The applicant brought this application on an urgent basis under the following terms:

“2. Directing Dr. Gillian Smale, a clinical psychologist, to forthwith conduct an assessment of the minor children and their parents and to report to this Honourable Court as to whether or not it will serve the childrens’ best interests to be enrolled at Merrifield Preparatory School in East London on 16 January 2013;
2.2.1 That in the event of Dr. Smale recommending that the childrens’ best interests will be served by enrolling in Merrifield Preparatory School on 16 January 2013, to in that event make recommendations as to the mechanisms to be put in place in making the transitions of schools as least traumatising to the children as possible;

2.2.2 That in the event of Dr. Smale recommending that the childrens’ best interests will not be served by enrolling in Merrifield Preparatory School the matter be referred to the offices of the Family Advocate to forthwith schedule an enquiry and investigate the bests interests of the minor children with the input and assistance of Dr. Smale and to report to this Honourable Court with its recommendations in respect of: the primary care and residence of the minor children and in particular whether it would serve the childrens’ best interests to permanently relocate and reside with the respondent in East London and remain in her primary care; and the scope of the parties’future contact with the minor children.

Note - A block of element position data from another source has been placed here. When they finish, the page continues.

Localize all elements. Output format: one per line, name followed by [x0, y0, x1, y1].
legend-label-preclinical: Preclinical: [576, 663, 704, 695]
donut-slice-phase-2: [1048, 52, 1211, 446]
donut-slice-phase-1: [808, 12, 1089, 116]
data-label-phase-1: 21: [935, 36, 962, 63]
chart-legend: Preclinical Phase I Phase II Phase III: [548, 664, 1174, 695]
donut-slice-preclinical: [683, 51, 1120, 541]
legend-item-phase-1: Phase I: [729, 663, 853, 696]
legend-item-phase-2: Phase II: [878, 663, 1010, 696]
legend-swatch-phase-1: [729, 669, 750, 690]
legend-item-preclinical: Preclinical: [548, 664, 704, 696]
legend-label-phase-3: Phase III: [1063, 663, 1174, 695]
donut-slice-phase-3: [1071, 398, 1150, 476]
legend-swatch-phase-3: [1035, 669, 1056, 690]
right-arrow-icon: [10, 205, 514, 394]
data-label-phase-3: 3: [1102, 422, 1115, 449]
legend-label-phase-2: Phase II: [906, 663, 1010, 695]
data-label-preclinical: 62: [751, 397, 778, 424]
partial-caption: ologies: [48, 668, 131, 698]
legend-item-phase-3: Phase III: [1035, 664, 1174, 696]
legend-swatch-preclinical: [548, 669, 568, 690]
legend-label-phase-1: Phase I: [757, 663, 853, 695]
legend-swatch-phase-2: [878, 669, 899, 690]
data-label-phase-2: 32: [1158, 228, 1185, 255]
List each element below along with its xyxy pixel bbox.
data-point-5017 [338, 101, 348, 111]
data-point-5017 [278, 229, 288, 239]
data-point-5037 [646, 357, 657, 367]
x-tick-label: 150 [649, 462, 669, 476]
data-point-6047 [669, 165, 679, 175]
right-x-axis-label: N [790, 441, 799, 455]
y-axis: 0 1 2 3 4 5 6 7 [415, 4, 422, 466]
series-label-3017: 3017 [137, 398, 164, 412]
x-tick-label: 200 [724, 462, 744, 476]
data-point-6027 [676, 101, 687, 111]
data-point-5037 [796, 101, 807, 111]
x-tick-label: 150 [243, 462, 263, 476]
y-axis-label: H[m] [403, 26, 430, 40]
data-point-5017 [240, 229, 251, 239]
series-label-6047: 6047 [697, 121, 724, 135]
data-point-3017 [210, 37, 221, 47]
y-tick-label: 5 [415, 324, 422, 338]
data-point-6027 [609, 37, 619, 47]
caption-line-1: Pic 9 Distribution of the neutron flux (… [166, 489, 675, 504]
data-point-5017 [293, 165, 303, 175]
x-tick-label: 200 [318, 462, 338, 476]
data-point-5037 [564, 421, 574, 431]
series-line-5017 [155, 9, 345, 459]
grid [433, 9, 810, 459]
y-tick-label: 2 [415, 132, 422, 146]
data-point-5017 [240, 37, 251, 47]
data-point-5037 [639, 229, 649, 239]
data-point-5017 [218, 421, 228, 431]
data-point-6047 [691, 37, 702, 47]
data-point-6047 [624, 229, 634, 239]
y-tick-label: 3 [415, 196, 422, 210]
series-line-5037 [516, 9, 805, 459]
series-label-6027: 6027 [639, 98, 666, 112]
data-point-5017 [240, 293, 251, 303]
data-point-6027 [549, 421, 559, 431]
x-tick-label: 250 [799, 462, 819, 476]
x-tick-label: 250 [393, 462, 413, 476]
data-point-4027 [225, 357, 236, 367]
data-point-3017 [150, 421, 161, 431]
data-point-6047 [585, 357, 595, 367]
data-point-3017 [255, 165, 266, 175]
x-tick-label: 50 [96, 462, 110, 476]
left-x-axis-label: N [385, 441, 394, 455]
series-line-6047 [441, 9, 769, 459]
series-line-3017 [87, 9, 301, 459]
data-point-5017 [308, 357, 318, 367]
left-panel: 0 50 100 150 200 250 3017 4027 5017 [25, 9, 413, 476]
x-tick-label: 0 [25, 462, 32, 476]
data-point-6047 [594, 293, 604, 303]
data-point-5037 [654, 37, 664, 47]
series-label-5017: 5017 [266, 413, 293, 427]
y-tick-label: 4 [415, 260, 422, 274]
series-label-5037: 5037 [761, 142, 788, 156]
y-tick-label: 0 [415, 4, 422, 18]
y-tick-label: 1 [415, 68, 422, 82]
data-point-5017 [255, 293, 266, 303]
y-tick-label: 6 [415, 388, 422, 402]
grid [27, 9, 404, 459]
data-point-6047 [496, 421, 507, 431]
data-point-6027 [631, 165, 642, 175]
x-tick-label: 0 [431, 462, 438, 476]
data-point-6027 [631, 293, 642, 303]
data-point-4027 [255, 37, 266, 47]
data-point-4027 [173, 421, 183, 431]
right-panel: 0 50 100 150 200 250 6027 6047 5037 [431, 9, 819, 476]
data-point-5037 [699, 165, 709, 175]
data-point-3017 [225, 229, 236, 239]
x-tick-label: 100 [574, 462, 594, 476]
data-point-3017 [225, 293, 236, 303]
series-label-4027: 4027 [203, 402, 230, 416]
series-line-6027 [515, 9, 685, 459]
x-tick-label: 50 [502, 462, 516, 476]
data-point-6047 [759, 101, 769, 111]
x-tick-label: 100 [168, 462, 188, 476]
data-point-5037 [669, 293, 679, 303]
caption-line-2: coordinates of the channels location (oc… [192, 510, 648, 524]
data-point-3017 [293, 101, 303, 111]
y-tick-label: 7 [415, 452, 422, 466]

2.2.3 That in the event of paragraph above becoming applicable, then pending the outcome of the Family Advocate’s investigation, referred to in paragraph above, that the minor children shall continue to primarily reside with the applicant and commence their school year at St. Dominic’s Priory School in January 2013, subject to reasonable contact between respondent and the minor children by the respondent visiting the children in Port Elizabeth every weekend.”

It is always the duty of the courts to act in the best interests of the minor child. The Court in this case found that even though the divorce matter had been an acrimonious matter, the turmoil experienced by the children could reasonably be expected. The Court found that the relief sought by the applicant in having a psychologist appointed was not necessary. The Court found that the applicant could not show that the relocation of the children and their enrolment in another school was not in their best interests.

The Court also found that the fulltime carer of the children had also relocated to East London to assist the respondent in looking after the children. The Court in this case was basically of the view that sometimes people relocate to different provinces, and some impact on the children cannot be avoided. The application was dismissed with costs.

It often happens after divorce cases that one spouse has to relocate to a different province for work-related or other reasons. This cannot always be prevented and one spouse cannot always prevent another spouse from relocating. At the end of the day, children have to live somewhere with one of the parties post-divorce. The courts will not easily intervene when one spouse relocates to a different province with the children unless there can be proven that such relocation is not in the best interests of the minor child. In the above case the relocation was found to be in the best interests of the minor children.